Title: AI4Water v1.0: an open-source python package for modeling hydrological time series using data-driven methods

Author
item PYO, JONG CHEOL - PUSAN NATIONAL UNIVERSITY
item Pachepsky, Yakov
item KIM, SOOBIN - ULSAN NATIONAL INSTITUTE OF SCIENCE AND TECHNOLOGY (UNIST)
item ABBAS, ATHER - ULSAN NATIONAL INSTITUTE OF SCIENCE AND TECHNOLOGY (UNIST)
item KIM, MINJEONG - KOREA ATOMIC ENERGY RESEARCH INSTITUTE (KAERI)
item KWON, JONGSUN - KOREA ATOMIC ENERGY RESEARCH INSTITUTE (KAERI)
item LIGARAY, MAYZONEE - COLLABORATOR
item CHO, KYUNGHWA - ULSAN NATIONAL INSTITUTE OF SCIENCE AND TECHNOLOGY (UNIST)

Submitted to: Geoscientific Model Development
Publication Type: Peer Reviewed Journal
Publication Acceptance Date: 2/11/2022
Publication Date: 8/8/2022
Citation: Pyo, J., Pachepsky, Y.A., Kim, S., Abbas, A., Kim, M., Kwon, J., Ligaray, M., Cho, K. 2022. AI4Water v1.0: an open-source python package for modeling hydrological time series using data-driven methods. Geoscientific Model Development. 15(7):3021-3039.

Interpretive Summary: Progress in monitoring technologies has resulted in accumulating long-term observations from permanently installed sensors. Using such data for predictions has long been viewed as the essential goal. Predicted measurements often depended on recent observations and observations made in the distant past. Whereas standard statistical regression methods were not helpful for predictions in such situations, one artificial intelligence method, long short-term memory modeling (LSTM), appeared to be efficient. LSTM recently became popular in water quality research and applications. Our review showed that LSTM becomes more accurate when combined with other machine learning methods, such as convolutional neural networks and attention networks. LSTM is useful in estimating mission data and may benefit from data preprocessing. Utilizing site specific static information about the environmental settings holds promises. This work will be helpful to researchers and practitioners creating and using long sequences of ecological measurements, including water quality parameters.

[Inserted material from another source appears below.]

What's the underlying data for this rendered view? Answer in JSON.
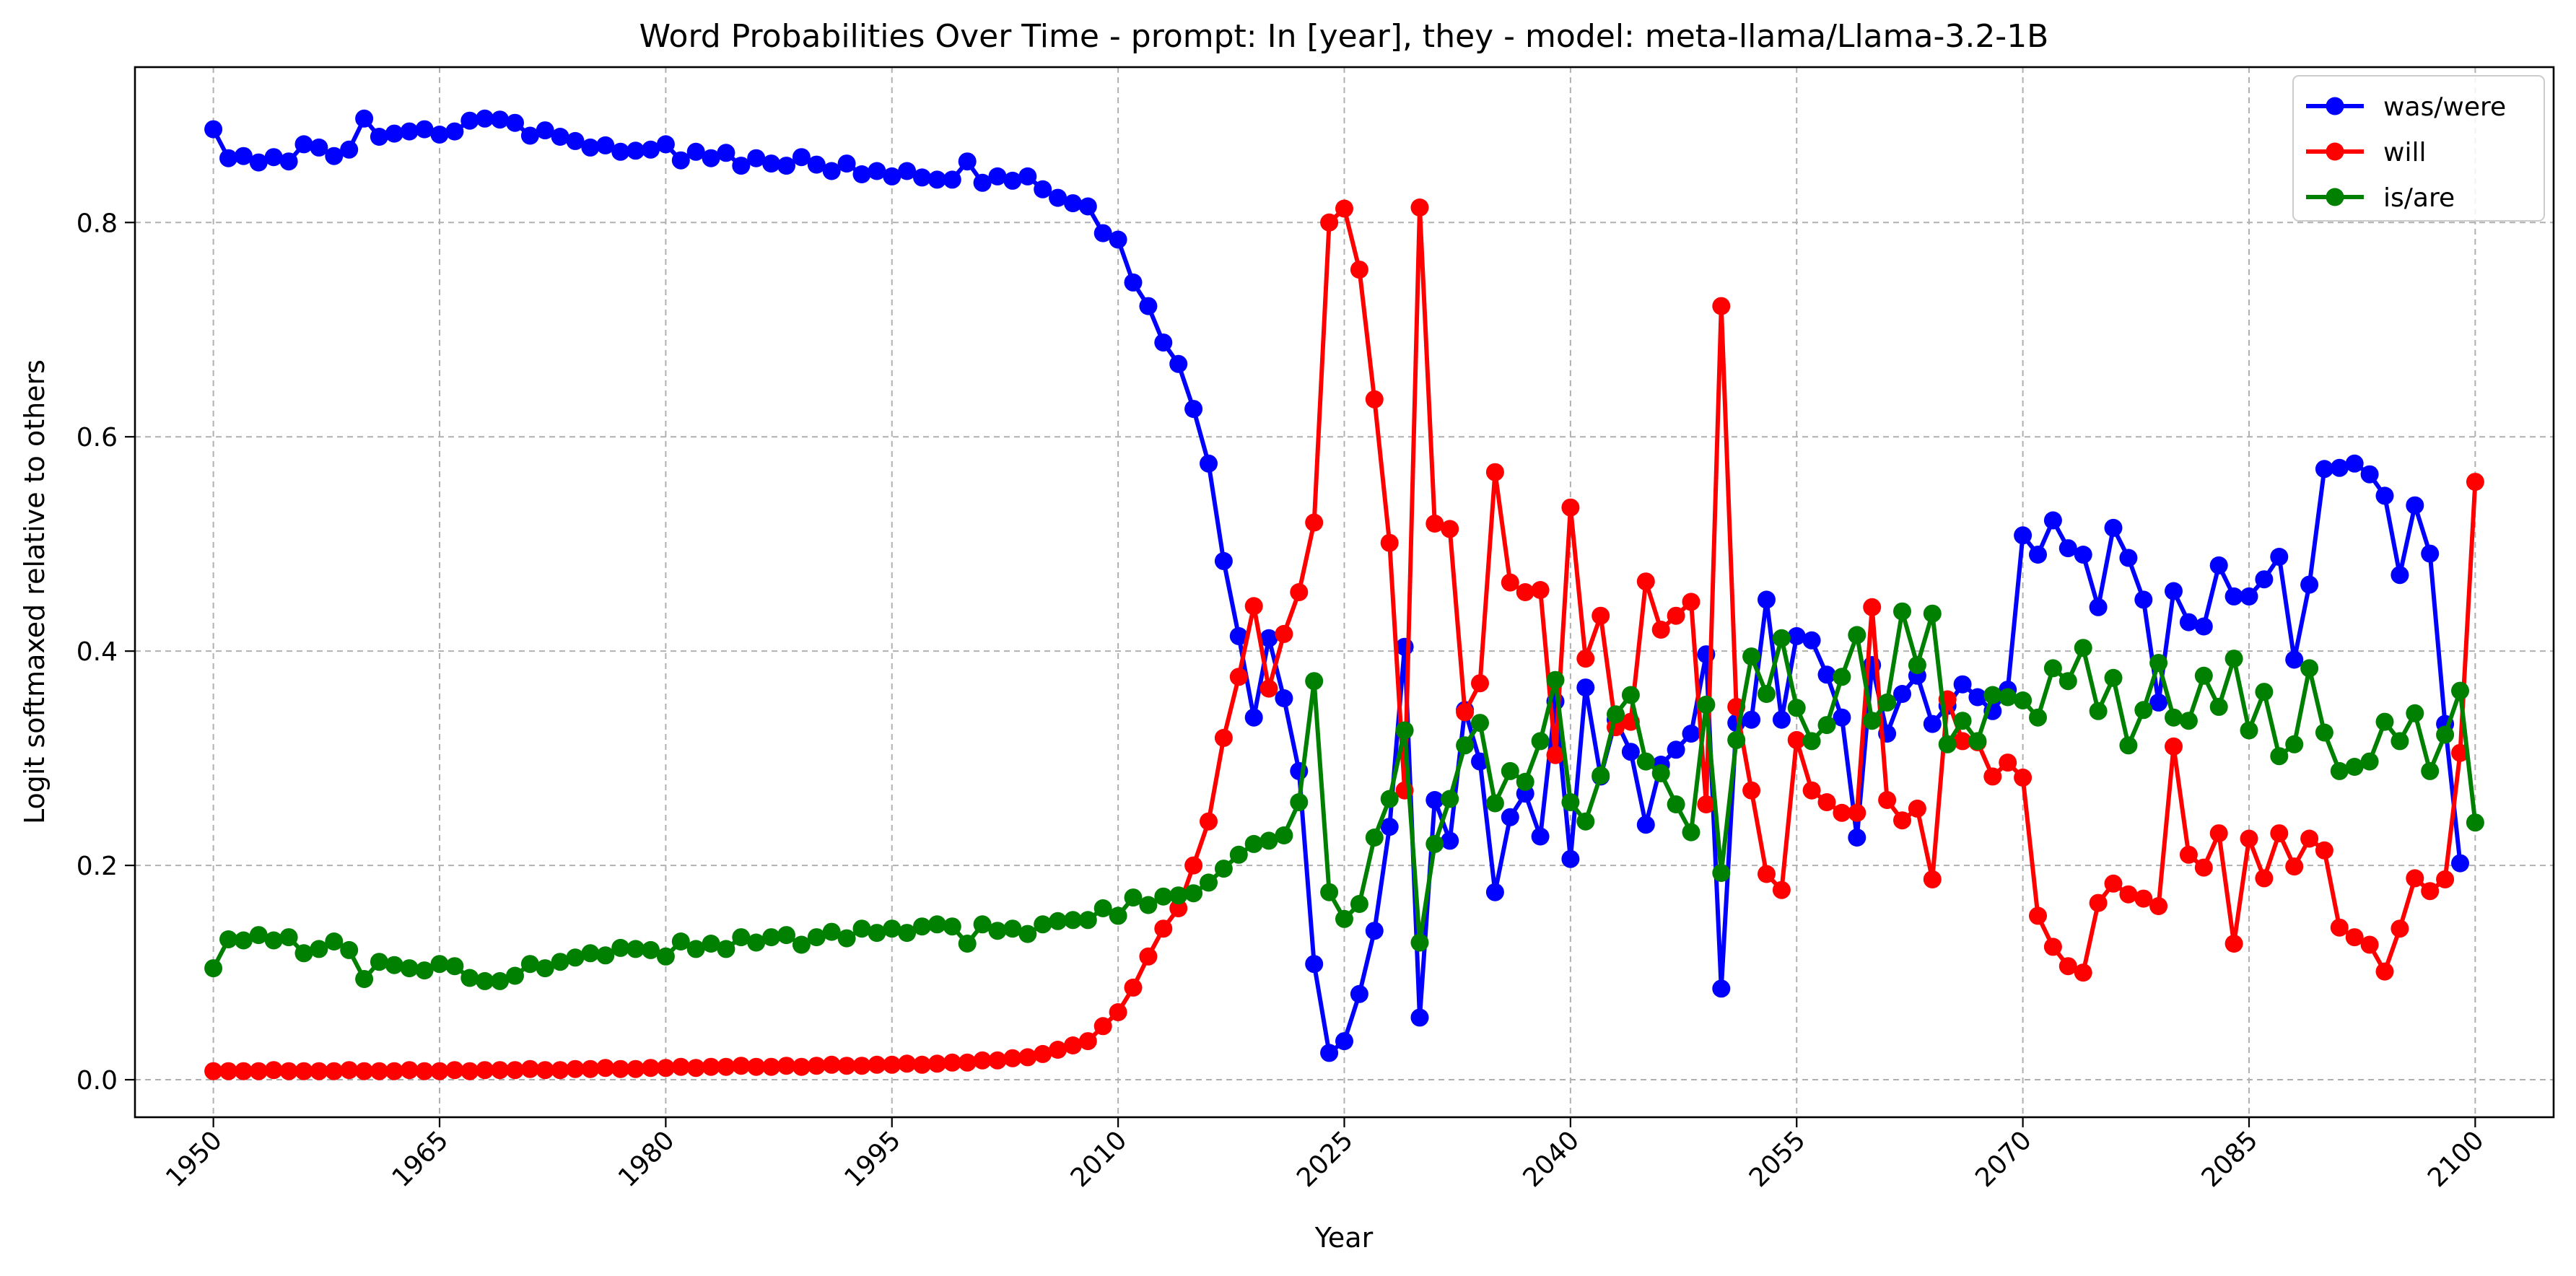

Technical Abstract: Machine learning has shown great promise for simulating hydrological phenomena. However, the development of machine-learning-based hydrological models requires advanced skills from diverse fields, such as programming and hydrological modeling. Additionally, data preprocessing and post-processing when training and testing machine learning models are a time-intensive process. In this study, we developed a python-based framework that simplifies the process of building and training machine learning-based hydrological models and automates the process of pre-processing hydrological data and post-processing model results. Pre-processing utilities assist in incorporating domain knowledge of hydrology in the machine learning model, such as the distribution of weather data into hydrologic response units (HRUs) based on different HRU discretization definitions. The post-processing utilities help in interpreting the model’s results from a hydrological point of view. This framework will help increase the application of machine-learning-based modeling approaches in hydrological sciences.